TROISIEME Partie
Mise en perspective historique de la question S.D.F.

Trois chapitres constituent cette partie. Nous étudierons, tout d'abord, la distinction opérée entre les pauvres en prenant comme fil conducteur les valeurs de l'utilité sociale et de l'inscription territoriale. L'analyse socio-historique des discours et des pratiques nous autorisera à formuler l'errance comme un modèle organisant la distinction entre les différentes catégories de pauvres. Nous prolongerons cette analyse en nous penchant sur les conditions d'émergence de la "question sociale" et nous insisterons, notamment à travers le R.M.I. et les débats que cette mesure a alimentés, sur la pérennité d'un halo de représentations mêlant les figures du vagabond et du S.D.F.
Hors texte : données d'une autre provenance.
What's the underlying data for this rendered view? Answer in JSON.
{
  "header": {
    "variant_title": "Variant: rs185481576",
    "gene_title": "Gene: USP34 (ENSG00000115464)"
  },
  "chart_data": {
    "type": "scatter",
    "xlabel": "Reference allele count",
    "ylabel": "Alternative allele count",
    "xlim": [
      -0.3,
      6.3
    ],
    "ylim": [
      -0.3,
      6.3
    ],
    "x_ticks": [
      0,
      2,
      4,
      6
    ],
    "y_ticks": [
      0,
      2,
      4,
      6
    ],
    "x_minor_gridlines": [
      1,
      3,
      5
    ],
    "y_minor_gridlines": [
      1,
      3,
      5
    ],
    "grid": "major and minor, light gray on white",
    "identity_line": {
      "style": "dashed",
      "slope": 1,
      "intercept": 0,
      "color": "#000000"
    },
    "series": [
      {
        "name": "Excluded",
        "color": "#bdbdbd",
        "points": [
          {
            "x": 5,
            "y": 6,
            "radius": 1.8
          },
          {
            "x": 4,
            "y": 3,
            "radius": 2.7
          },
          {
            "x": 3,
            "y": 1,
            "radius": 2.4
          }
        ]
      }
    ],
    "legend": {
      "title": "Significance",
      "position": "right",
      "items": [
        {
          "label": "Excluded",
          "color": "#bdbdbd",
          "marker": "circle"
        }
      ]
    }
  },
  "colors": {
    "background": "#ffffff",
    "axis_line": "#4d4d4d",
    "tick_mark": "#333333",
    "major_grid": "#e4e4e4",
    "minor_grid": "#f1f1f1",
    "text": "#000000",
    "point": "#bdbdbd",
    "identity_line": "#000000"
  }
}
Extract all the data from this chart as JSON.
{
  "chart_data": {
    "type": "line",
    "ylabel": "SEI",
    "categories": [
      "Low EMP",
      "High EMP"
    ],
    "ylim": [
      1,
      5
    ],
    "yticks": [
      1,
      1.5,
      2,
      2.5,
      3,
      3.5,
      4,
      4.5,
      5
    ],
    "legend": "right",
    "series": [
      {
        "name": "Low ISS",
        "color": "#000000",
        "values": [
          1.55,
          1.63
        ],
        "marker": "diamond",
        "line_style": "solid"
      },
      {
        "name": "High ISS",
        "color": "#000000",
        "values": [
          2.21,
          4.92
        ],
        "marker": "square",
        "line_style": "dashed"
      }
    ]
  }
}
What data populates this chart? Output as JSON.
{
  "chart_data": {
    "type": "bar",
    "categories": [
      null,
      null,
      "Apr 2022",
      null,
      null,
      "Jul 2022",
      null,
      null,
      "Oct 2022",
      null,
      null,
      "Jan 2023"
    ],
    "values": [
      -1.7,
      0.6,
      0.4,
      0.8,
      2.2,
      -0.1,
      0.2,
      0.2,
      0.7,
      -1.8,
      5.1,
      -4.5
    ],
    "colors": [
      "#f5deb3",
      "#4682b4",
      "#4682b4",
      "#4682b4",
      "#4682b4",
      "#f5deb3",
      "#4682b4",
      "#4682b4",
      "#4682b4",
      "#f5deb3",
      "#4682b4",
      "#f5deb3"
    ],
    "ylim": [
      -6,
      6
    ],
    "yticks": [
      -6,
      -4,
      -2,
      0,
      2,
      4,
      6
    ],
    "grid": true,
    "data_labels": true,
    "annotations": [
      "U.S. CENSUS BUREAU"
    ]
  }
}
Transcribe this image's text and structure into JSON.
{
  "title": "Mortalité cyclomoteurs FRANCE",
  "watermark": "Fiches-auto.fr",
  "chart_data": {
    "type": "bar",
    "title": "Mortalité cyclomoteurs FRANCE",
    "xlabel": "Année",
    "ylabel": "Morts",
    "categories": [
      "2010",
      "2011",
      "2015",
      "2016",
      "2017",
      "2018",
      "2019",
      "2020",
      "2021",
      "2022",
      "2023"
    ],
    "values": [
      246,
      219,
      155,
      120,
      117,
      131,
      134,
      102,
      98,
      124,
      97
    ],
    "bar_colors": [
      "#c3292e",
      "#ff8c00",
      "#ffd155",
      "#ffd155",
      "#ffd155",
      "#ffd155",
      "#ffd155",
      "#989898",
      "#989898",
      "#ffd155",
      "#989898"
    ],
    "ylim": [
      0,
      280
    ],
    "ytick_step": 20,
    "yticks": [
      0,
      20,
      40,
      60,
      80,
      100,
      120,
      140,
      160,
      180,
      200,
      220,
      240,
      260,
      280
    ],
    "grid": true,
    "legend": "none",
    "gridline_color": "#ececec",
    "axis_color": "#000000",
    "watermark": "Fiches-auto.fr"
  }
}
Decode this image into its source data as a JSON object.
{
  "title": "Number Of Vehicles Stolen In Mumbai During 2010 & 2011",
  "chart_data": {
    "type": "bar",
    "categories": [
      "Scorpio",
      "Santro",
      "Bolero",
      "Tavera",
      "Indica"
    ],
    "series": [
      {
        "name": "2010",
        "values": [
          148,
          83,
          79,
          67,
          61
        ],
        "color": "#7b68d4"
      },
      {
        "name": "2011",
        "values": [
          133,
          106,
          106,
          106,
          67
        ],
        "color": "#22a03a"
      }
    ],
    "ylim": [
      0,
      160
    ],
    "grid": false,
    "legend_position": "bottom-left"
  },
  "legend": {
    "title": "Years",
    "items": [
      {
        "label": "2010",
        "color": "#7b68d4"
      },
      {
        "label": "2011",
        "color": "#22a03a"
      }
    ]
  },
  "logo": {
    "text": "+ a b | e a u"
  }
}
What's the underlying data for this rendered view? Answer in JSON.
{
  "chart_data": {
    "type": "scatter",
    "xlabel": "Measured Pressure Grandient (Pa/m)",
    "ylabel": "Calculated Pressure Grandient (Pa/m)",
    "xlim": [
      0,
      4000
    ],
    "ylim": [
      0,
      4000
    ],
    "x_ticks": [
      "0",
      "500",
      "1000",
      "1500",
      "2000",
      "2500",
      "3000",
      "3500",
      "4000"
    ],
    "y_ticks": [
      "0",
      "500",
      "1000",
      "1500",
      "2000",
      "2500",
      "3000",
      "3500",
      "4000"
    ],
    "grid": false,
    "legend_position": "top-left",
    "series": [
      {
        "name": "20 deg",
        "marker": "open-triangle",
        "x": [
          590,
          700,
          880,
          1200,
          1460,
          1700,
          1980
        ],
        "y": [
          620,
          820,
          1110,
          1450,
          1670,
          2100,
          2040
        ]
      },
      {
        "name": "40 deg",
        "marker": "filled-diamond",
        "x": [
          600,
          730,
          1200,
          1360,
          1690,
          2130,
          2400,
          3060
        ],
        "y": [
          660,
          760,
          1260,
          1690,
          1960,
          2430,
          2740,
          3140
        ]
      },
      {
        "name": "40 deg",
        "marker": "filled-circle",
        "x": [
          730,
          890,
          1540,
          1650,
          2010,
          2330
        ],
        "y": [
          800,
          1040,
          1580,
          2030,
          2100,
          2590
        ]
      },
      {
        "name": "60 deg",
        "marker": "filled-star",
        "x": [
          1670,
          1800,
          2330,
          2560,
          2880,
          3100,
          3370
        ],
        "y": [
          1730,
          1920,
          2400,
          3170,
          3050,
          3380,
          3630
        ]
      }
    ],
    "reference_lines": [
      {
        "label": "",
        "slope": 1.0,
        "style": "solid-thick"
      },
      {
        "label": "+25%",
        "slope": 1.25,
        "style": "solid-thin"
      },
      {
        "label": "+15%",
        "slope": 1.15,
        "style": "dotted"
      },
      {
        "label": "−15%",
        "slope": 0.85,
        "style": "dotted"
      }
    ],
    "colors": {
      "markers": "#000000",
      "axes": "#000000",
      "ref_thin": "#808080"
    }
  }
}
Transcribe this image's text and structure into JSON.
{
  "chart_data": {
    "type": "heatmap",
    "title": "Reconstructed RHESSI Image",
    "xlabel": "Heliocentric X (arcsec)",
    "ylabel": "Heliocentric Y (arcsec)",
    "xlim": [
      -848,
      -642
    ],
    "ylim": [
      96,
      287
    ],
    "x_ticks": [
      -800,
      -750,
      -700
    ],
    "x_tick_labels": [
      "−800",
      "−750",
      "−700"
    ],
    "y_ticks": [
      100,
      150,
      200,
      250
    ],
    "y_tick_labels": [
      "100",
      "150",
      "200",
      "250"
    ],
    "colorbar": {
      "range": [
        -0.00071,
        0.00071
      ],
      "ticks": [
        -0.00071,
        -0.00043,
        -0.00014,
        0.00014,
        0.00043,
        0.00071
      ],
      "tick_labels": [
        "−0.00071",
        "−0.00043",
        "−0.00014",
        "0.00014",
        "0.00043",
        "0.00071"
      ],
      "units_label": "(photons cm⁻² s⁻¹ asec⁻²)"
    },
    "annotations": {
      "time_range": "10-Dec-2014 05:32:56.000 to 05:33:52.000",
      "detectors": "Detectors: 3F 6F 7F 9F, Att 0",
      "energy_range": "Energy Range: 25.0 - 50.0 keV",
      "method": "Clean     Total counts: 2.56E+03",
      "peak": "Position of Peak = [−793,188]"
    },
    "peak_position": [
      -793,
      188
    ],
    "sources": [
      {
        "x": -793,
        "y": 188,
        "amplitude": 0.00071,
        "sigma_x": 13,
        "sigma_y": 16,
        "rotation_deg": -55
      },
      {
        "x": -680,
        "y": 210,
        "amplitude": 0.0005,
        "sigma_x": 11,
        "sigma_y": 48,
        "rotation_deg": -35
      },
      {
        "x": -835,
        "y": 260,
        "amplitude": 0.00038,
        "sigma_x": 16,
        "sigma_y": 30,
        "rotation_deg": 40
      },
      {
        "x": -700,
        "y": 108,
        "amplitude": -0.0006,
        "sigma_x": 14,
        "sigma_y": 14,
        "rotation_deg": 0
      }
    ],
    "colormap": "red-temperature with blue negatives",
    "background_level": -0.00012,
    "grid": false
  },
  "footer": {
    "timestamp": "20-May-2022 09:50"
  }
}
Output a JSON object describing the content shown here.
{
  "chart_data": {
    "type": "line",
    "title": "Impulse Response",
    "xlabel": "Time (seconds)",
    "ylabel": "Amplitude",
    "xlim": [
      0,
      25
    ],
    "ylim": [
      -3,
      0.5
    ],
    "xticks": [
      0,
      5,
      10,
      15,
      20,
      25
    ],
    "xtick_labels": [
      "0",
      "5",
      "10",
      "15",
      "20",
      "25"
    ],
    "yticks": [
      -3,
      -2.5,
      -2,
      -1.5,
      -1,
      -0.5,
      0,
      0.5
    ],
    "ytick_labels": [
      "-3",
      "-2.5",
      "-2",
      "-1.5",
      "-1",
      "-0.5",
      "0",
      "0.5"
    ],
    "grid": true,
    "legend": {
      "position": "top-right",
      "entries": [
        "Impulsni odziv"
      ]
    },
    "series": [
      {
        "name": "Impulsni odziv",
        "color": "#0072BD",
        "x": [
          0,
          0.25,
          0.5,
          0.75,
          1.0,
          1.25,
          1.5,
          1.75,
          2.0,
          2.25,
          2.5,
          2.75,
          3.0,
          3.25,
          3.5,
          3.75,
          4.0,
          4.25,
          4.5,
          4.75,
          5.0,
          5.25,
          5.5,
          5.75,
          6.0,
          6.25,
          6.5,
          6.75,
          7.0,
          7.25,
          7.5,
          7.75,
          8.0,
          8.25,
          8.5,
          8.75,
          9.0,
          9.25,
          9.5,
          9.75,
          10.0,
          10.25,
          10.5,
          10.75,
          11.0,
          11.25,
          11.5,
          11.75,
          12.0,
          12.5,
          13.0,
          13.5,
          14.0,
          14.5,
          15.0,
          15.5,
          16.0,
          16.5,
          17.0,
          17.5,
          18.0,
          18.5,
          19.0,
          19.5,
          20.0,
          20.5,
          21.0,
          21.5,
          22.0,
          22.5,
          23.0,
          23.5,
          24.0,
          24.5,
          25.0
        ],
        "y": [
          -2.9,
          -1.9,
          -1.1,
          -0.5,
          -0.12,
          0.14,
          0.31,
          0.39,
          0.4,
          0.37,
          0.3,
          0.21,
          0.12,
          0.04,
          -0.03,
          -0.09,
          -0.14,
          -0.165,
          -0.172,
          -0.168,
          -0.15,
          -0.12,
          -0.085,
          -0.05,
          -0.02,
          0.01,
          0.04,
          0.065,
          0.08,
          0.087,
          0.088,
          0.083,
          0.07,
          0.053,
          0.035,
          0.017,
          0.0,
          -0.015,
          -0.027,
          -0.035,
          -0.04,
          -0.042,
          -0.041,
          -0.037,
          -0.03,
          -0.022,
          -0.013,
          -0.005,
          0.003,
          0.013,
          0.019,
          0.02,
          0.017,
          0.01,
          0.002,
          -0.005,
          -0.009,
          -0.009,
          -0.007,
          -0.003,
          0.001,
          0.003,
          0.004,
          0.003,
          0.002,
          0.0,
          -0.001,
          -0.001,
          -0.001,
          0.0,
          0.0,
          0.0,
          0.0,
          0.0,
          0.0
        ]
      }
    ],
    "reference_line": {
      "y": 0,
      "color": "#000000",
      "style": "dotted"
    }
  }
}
A la lueur des théories de la déviance et plus particulièrement du courant interactionniste, nous analyserons, dans un deuxième chapitre, trois procédés de contrôle social de l'errance qui sont le discours juridique, le discours médical et la stigmatisation. Nous lirons les textes du Code pénal sanctionnant la mendicité et le vagabondage jusqu'en 1994 et nous appuierons nos propos sur un corpus de dix-neuf arrêtés anti-mendicité. Le cadre juridique apposé sur l'errance se structure autour de la conception de l'état dangereux alimenté par le sentiment d'insécurité qu'inspirent le vagabond et le S.D.F. Nous tenterons d'articuler ces procédures aux discours répressifs étudiés au premier chapitre. Prolongeant cette analyse du contrôle social, nous nous pencherons sur la nosographie psychiatrique enchâssant l'errance et la traduction de cette dernière en une essence inscrite dans le corps et l'esprit désordonnés de l'individu. Enfin, en nous appuyant sur les théories de la stigmatisation sociale, nous mettrons en évidence les procédés de mise à distance et d'amplification de la différence, notamment à travers la déshumanisation dont le vagabond fut la victime, en étudiant les portraits du "déchet social", du "monstre", du "primitif" et du "juif errant". Nous mettrons à jour, ainsi, une matrice culturelle articulant absence d'inscription territoriale et déviance sociale.

Après avoir relevé la pérennité de ce halo de représentations formulé sur l'errant, nous tenterons, dans le troisième chapitre, d'éclairer, à la lueur d'une histoire princeps, la compréhension d'invariants à la base de nos matrices culturelles ordonnant en catégories cristallisées le monde qui nous entoure. Pour cela, nous lirons le mythe d'Abel et Caïn et nous en étudierons, dans une perspective psychosociale, ses dérivations. Nous retrouverons certains éléments nous enjoignant à voir dans l'homme sans domicile, le fils de Caïn.